What Food Freedom Looks Like
(To Me)

Food freedom is a loaded word, isn’t it?


After years of restriction, many of us develop a set of “food rules” which dictate how we interact with food and often involving assigning “good” or “bad” feelings to certain food choices.


But is our plate really the place for morality?


The short answer is no.


In a food freedom framework, no food groups are restricted and no foods are “bad.”

While this may sometimes be inaccurately characterized as eating fast food and sweets all day, that’s not at all the case.

It’s normal to crave these foods with varying intensity, but as you come closer to honoring your hunger you will trend towards striking a natural balance between these selections and other more nutrient dense options.

This is just one example of how food freedom can change the way you interact with food for the better, but what does food freedom really look like in your daily life?


In order to help you to better visualize it, I’ve picked five food freedom scenarios. 

Depending on how your thoughts and feelings around food are now, some of these may surprise you – but the most important thing to know is that YOU can get there.



1.    Food freedom looks like eating dessert in the middle of the day.
Do you restrict sweet foods to a certain time of day?

Or restrict them altogether?

Food freedom is about letting those food rules go and allowing yourself unrestricted access to ice cream, cookies, and all dessert.

With food freedom, letting go of food rules is key.

There will not be only one acceptable time to eat certain foods, which means dessert at noon!

Sometimes a mid-afternoon sweet could be what you need to get through your brain fog of an afternoon.



2.    Food freedom looks like finally having time for what matters.

Many diets require you to closely track everything that goes in and out of your body, but this can be so time consuming and extremely stressful (at least it was for me).  

Food freedom is about eating when you’re hungry and putting the food aside when you’re satisfied. This means no pesky meal tracking ever again and more time to devote to what matters to you. That means more time for family, friends, and what matters most to you!



3.    Food freedom looks like understanding your body cues.

Getting to know your body and your body’s signals is the most fun part of the food freedom journey.

Making the decision to quiet diet culture noise around you is truly liberating!

The process of learning your hunger cues and cravings is one of patience and love.

Once you learn how your body feels when it needs food and when it may not, I find this spreads into other aspects of life.

 You’ll know when you need those few extra hours of sleep, when exercise may be off the table for the day, and when a little sniffle may warrant a doctor visit.

Food freedom starts with the food on your plate, but allows you to learn all of the ways your body is talking to you.
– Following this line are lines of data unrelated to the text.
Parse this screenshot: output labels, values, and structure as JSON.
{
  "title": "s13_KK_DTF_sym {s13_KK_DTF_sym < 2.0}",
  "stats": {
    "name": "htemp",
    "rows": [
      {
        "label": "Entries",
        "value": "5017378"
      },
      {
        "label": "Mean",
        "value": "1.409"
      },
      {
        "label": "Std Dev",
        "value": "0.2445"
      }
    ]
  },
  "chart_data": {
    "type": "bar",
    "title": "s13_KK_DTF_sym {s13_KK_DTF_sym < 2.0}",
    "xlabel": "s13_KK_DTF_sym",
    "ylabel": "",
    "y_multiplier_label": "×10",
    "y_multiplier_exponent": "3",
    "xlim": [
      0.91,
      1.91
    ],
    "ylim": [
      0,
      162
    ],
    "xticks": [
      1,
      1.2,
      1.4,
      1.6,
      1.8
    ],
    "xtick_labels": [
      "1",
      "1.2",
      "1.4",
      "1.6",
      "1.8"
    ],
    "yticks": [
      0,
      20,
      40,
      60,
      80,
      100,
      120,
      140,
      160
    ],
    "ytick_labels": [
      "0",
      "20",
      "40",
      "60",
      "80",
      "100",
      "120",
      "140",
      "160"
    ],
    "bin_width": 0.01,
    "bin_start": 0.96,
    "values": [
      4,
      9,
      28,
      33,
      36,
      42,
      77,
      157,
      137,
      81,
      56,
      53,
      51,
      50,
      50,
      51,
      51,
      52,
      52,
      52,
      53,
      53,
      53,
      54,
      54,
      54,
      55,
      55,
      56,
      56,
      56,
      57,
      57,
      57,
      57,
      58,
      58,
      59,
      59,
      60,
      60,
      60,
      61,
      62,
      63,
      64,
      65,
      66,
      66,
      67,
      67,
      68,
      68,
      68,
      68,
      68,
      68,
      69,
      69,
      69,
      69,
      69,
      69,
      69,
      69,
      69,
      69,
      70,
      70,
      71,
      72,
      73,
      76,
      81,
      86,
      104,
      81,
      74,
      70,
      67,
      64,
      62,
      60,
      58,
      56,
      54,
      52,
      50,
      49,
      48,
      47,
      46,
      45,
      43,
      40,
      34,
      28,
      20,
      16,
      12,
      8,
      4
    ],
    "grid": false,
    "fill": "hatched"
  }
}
4.    Food freedom looks like takeout for dinner!

You heard that right!

When we’re restricting foods, thinking about where our next meal will come from can be all-consuming. Food freedom reduces that charge because all foods are included.

No food groups are excluded so, tonight dinner could be takeout, but tomorrow dinner could be a delicious veggie stir fry.

We get to this place by understanding that it’s all about balance and keeping all foods in a neutral frame of mind.



5.    Food freedom looks like no more negative self-talk.

Since we’re honoring our hunger cues, being kind to our body, letting go of guilt around food, we can love our bodies again too! 

 There’s no room for negative self-talk here or beating ourselves up for eating something.

Food freedom and body positivity go hand and hand because we are finally being nice to ourselves after years of starvation and ignoring hunger cues due to chronic dieting.

Body love may come later in the food freedom journey for some, but for me, I found food freedom after deciding to love my body just as it is with no plans to change if that was not in the cards for me.




I hope you’ve been able to catch a glimpse of what your daily life could be with a food freedom-focused approach to eating. Know that the mindset required to get to this place takes effort but is fully within your reach, especially when working with an anti-diet food, food freedom dietitian to help get you there!